September 2, 2016

An update on Egyptian censorship: novelist languishes in prison, while president threatens online satirists


Ahmed Naji_0

Ahmed Naji. Image via Mada Masr.

Since February, MobyLives has been following the alarming story of Ahmed Naji, the Egyptian author sentenced to two years in prison for sexually explicit content in his novel, The Use of Life, a decision that is currently under appeal. As we chronicled, Naji’s conviction prompted an international outcry, with PEN America bestowing their Freedom to Write Award on the author in what they basically acknowledged was a calculated effort to pressure the Egyptian authorities to accept the appeal. Over 600 Egyptian writers also signed a separate statement supporting Naji.

Sadly, but not really surprisingly, the efforts continue to be in vain. The Tahrir Institute for Middle East Policy reports that on August 27, the appeals court “ruled against Ahmed Naji’s motion for a stay of execution of the two-year prison sentence,” a motion that would have allowed for his release pending his appeal. “As a result, Naji will continue to serve his two-year sentence until the completion of his term in February 2018 or until a successful appeal.”

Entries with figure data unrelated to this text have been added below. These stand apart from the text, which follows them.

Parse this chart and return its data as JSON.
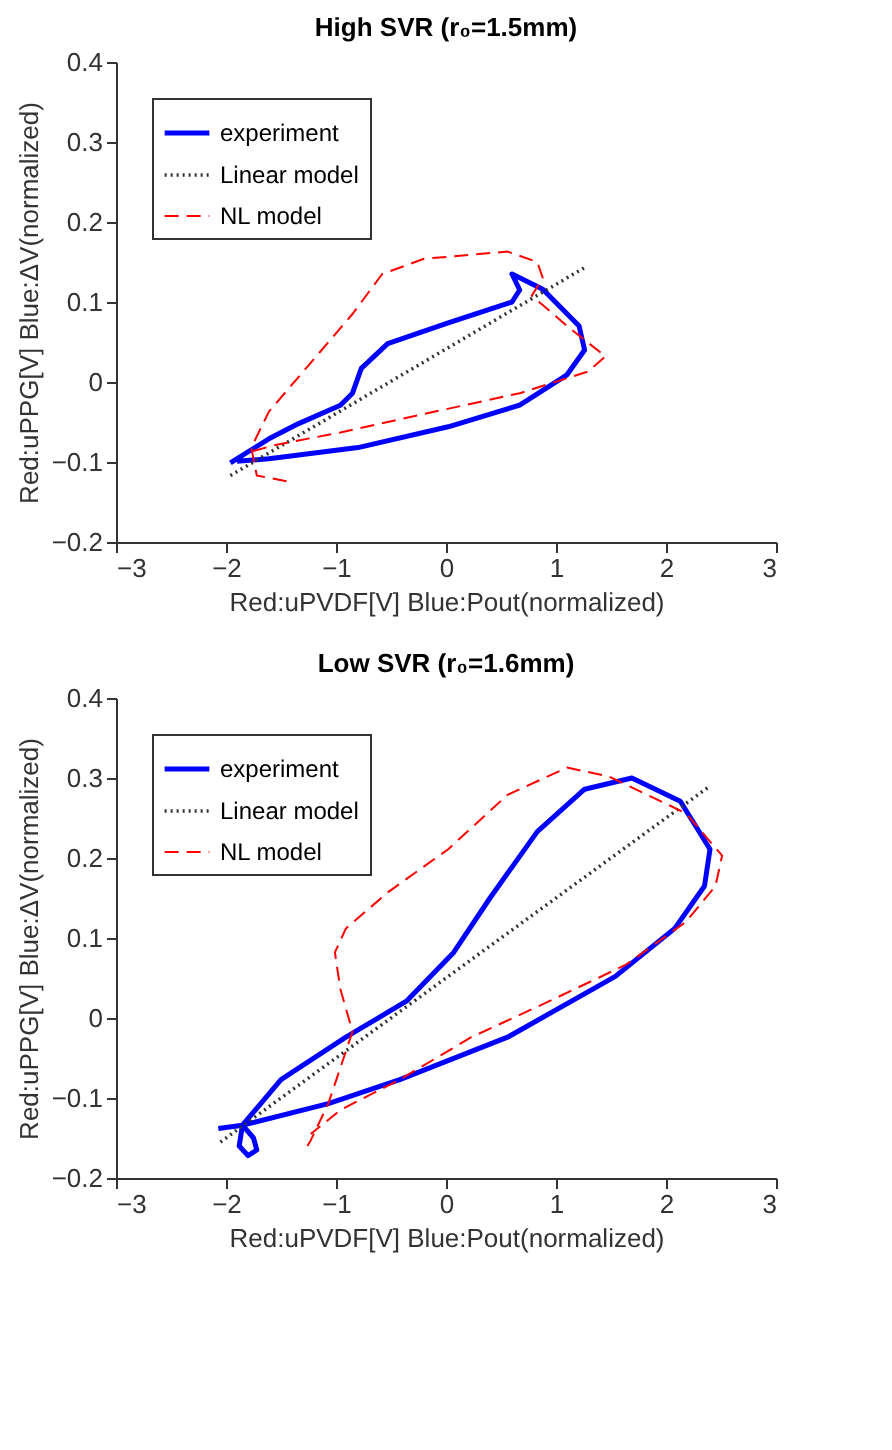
{
  "chart_data": [
    {
      "type": "line",
      "title": "High SVR (r₀=1.5mm)",
      "xlabel": "Red:uPVDF[V]  Blue:Pout(normalized)",
      "ylabel": "Red:uPPG[V]  Blue:ΔV(normalized)",
      "xlim": [
        -3,
        3
      ],
      "ylim": [
        -0.2,
        0.4
      ],
      "xticks": [
        -3,
        -2,
        -1,
        0,
        1,
        2,
        3
      ],
      "yticks": [
        -0.2,
        -0.1,
        0,
        0.1,
        0.2,
        0.3,
        0.4
      ],
      "grid": false,
      "legend": "top left",
      "series": [
        {
          "name": "experiment",
          "color": "#0000ff",
          "line_style": "solid",
          "x": [
            -1.96,
            -1.61,
            -1.34,
            -0.96,
            -0.85,
            -0.77,
            -0.53,
            0.02,
            0.6,
            0.67,
            0.6,
            0.88,
            1.21,
            1.26,
            1.1,
            0.67,
            0.02,
            -0.8,
            -1.61,
            -1.9
          ],
          "values": [
            -0.101,
            -0.071,
            -0.052,
            -0.029,
            -0.014,
            0.017,
            0.048,
            0.074,
            0.1,
            0.115,
            0.135,
            0.116,
            0.07,
            0.04,
            0.009,
            -0.029,
            -0.056,
            -0.082,
            -0.096,
            -0.099
          ]
        },
        {
          "name": "Linear model",
          "color": "#333333",
          "line_style": "dotted",
          "x": [
            -1.96,
            1.26
          ],
          "values": [
            -0.117,
            0.143
          ]
        },
        {
          "name": "NL model",
          "color": "#ff0000",
          "line_style": "dashed",
          "x": [
            -1.45,
            -1.72,
            -1.77,
            -1.61,
            -1.23,
            -0.85,
            -0.58,
            -0.2,
            0.56,
            0.83,
            0.88,
            0.78,
            1.1,
            1.45,
            1.29,
            0.67,
            -0.2,
            -0.96,
            -1.56,
            -1.77
          ],
          "values": [
            -0.124,
            -0.117,
            -0.082,
            -0.037,
            0.024,
            0.085,
            0.135,
            0.154,
            0.163,
            0.15,
            0.13,
            0.108,
            0.07,
            0.032,
            0.013,
            -0.014,
            -0.04,
            -0.063,
            -0.079,
            -0.087
          ]
        }
      ]
    },
    {
      "type": "line",
      "title": "Low SVR (r₀=1.6mm)",
      "xlabel": "Red:uPVDF[V]  Blue:Pout(normalized)",
      "ylabel": "Red:uPPG[V]  Blue:ΔV(normalized)",
      "xlim": [
        -3,
        3
      ],
      "ylim": [
        -0.2,
        0.4
      ],
      "xticks": [
        -3,
        -2,
        -1,
        0,
        1,
        2,
        3
      ],
      "yticks": [
        -0.2,
        -0.1,
        0,
        0.1,
        0.2,
        0.3,
        0.4
      ],
      "grid": false,
      "legend": "top left",
      "series": [
        {
          "name": "experiment",
          "color": "#0000ff",
          "line_style": "solid",
          "x": [
            -2.07,
            -1.85,
            -1.5,
            -0.91,
            -0.36,
            0.07,
            0.4,
            0.83,
            1.26,
            1.69,
            2.13,
            2.4,
            2.35,
            2.08,
            1.54,
            0.56,
            -0.42,
            -1.07,
            -1.85,
            -1.75,
            -1.72,
            -1.8,
            -1.88,
            -1.85
          ],
          "values": [
            -0.138,
            -0.134,
            -0.077,
            -0.024,
            0.021,
            0.082,
            0.15,
            0.233,
            0.286,
            0.3,
            0.271,
            0.211,
            0.165,
            0.112,
            0.052,
            -0.024,
            -0.077,
            -0.107,
            -0.134,
            -0.15,
            -0.165,
            -0.172,
            -0.16,
            -0.134
          ]
        },
        {
          "name": "Linear model",
          "color": "#333333",
          "line_style": "dotted",
          "x": [
            -2.05,
            2.4
          ],
          "values": [
            -0.155,
            0.29
          ]
        },
        {
          "name": "NL model",
          "color": "#ff0000",
          "line_style": "dashed",
          "x": [
            -1.26,
            -1.23,
            -1.07,
            -0.85,
            -0.96,
            -1.01,
            -0.91,
            -0.52,
            0.02,
            0.56,
            1.1,
            1.48,
            2.18,
            2.51,
            2.45,
            2.18,
            1.64,
            0.94,
            0.23,
            -0.42,
            -0.96,
            -1.23
          ],
          "values": [
            -0.16,
            -0.153,
            -0.107,
            -0.017,
            0.036,
            0.082,
            0.112,
            0.158,
            0.211,
            0.279,
            0.313,
            0.302,
            0.256,
            0.203,
            0.165,
            0.12,
            0.067,
            0.021,
            -0.024,
            -0.077,
            -0.115,
            -0.145
          ]
        }
      ]
    }
  ]
}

The news comes just after Al-Monitor reports that officials have shut down a satirical Facebook page mocking Egyptian President Abdel Fattah el-Sisi. According to Al-Monitor’s Sayed Elhadidi, the president was uncharacteristically transparent in admitting that this instance of censorship came from his office, reportedly saying: “With the assistance of two web brigades, I can shut down the [opposing] pages, take them over and make them my own.” While we can’t verify the translation from the Arabic, the militarized vocabulary being used to describe technological work seems telling here.

Al-Monitor also quotes el-Sisi’s remarks at a meeting with “community representatives” held to discuss the president’s widely criticized decision to give two islands in the Red Sea to Saudi Arabia. “Sisi warned against what he called fourth- and fifth-generation warfare involving the internet, saying that ‘plots are being made [against Egypt].’”



Kait Howard was a publicist at Melville House.